You are not alone: Remember that there are thousands of students in the Class of 2020 who are making decisions about college under less-than-ideal circumstances. Even close to home, you’ll find peers who have not seen some or any of their colleges.
Have courage: This will be an adventure like no other, so be gentle with yourself, and muster as much courage as you can to make the most of this situation. Who are you, and who do you want to be? That is a hard question to ponder! Do you have adults or peers in your life who know you well and can weigh in, as you make a decision? (You can always Zoom with your college counselor!) What about a friend, cousin, mentor, or teacher?
Take your time: May 1 is still weeks away. Some of your colleges have even shifted to June 1 deposit deadlines. There is time. Give yourself space to approach this decision slowly and thoughtfully.
Sit with the discomfort: That Aha! moment? It might not happen for you. We work with many students who don’t ever feel that Aha! in their gut. Sure enough, the Aha! will come when you least expect it, perhaps when you return to campus for your second semester (or even second year), or maybe when you wear your school’s colors and cheer at a game, solve that tough math problem with your classmates, or sing along at a coffeehouse concert….Aha! Your heart will be at peace.
Weighyour priorities: This is a good moment for you to soak up the information your school provides and make sure that, objectively, your colleges are the right academic, personal, and financial fit.
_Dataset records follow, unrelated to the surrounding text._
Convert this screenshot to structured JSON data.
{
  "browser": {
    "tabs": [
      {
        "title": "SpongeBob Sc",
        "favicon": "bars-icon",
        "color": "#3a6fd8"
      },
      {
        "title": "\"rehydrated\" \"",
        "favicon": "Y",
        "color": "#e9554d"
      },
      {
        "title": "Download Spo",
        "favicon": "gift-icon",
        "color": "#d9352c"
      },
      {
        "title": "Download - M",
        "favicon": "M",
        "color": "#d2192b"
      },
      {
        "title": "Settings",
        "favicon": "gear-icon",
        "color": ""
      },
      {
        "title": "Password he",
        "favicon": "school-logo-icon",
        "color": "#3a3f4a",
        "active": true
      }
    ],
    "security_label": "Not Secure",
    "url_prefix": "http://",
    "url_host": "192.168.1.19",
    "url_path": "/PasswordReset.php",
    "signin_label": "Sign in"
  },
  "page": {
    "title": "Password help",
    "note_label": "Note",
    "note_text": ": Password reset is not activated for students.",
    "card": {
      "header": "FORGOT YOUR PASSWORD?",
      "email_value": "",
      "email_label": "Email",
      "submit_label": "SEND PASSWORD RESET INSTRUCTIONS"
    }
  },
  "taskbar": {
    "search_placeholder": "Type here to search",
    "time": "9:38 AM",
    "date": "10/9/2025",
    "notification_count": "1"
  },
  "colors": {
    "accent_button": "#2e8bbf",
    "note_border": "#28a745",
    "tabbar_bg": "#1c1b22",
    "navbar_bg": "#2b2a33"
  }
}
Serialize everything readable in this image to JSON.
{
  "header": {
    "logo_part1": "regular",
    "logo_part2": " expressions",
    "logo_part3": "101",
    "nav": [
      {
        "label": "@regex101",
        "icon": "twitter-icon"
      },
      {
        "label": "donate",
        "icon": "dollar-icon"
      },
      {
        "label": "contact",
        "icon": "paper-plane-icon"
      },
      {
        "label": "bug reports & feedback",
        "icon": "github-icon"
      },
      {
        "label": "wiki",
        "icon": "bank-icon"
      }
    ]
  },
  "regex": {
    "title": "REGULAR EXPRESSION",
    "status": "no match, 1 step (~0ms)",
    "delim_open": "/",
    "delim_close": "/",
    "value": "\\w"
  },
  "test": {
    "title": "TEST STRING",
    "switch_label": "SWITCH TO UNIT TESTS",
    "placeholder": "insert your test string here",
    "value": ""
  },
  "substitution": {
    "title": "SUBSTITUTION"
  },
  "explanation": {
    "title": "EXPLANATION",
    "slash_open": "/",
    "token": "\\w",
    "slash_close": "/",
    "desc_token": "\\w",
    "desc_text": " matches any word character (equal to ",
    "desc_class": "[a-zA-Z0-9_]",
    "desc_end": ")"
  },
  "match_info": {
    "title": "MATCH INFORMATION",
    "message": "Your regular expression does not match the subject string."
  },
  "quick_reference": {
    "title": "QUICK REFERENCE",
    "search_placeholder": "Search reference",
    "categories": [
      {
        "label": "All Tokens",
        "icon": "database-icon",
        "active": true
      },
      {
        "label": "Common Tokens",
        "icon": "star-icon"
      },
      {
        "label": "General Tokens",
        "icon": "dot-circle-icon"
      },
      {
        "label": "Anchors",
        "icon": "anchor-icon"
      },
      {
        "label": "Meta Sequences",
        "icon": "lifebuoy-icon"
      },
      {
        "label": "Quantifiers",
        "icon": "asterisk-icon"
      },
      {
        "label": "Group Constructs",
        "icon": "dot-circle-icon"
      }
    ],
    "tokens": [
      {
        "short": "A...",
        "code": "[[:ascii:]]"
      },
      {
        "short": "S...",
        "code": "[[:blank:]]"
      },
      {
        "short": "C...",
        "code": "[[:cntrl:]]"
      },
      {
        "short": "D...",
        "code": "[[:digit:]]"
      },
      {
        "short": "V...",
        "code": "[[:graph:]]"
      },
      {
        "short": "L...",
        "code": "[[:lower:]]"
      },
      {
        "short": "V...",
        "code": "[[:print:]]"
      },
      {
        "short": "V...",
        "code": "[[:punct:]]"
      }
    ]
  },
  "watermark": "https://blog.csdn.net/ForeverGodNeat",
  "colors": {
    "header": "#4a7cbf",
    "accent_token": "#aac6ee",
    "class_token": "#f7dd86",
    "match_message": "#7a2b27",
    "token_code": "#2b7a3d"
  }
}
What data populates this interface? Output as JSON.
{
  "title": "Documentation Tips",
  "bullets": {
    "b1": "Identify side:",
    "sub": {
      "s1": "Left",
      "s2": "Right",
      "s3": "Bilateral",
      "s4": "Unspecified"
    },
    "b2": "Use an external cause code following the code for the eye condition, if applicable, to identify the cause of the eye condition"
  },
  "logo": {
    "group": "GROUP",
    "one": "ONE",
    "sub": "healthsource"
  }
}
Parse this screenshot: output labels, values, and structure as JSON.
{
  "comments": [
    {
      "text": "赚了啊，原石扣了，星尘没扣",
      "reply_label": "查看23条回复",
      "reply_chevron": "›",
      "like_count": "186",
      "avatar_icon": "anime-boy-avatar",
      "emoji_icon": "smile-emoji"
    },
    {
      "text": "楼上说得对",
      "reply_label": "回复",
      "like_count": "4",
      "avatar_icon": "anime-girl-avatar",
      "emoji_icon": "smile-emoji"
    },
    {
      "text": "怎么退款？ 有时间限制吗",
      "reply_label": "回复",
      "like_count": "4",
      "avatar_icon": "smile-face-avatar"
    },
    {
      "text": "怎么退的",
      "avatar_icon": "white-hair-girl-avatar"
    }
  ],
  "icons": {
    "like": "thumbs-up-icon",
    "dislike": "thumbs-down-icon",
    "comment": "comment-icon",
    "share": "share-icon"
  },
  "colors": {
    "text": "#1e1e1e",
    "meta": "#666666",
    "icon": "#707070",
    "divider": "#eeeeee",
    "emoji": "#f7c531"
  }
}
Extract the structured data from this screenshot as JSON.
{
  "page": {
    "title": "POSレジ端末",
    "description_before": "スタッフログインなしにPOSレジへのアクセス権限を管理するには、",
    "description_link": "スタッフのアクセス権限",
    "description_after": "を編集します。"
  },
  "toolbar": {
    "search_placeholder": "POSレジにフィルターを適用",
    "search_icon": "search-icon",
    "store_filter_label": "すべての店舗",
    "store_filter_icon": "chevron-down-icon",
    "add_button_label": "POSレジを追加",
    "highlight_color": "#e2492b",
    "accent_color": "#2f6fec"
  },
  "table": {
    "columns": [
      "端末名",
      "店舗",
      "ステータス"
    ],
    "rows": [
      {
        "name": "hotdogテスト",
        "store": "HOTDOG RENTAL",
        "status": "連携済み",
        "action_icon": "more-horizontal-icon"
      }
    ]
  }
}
Make that spreadsheet you always imagined using, the one where you identify your priorities and interests, choose a scale, and evaluate each of your colleges based on your criteria.
Remember that no college is perfect: As you’ve now heard many times, college is what you make of it. Inevitably, aspects of your dream college will let you down. But how you think through these imperfections and find your way forward (or out, if necessary) will deepen your powers of acceptance, joy, strength, and empathy. I recently caught up with an alumna who had second thoughts last Spring when she learned that first-year students were placed in triples (meaning she would have two, not one roommate). But it turned out the combination of personalities and space ended up being just right in her slightly-cramped dorm. She is happy.
Take that leap
I ask Seniors to consider this a leap of faith. Even when everything is ostensibly known—the Quidditch team remains undefeated, the dining hall makes killer pancakes, you felt alive when you toured campus on that chilly winter’s day—so much remains unknown. Your story has yet to be written: you don’t know what your major will be, which professors will change your life, what languages you’ll learn, how you will be challenged and prevail.
When I graduated from Colorado Academy and headed to Sarah Lawrence College in 2001 (seeing the campus for the first time on a muggy September afternoon at orientation), I had no reason to imagine the unimaginable events of 9/11 and how they would shape my experience. I didn’t know that I would call New York City home long after college. And I definitely wouldn’t have guessed that I would find my way around the sun and home to Colorado Academy nearly two decades later. Aha!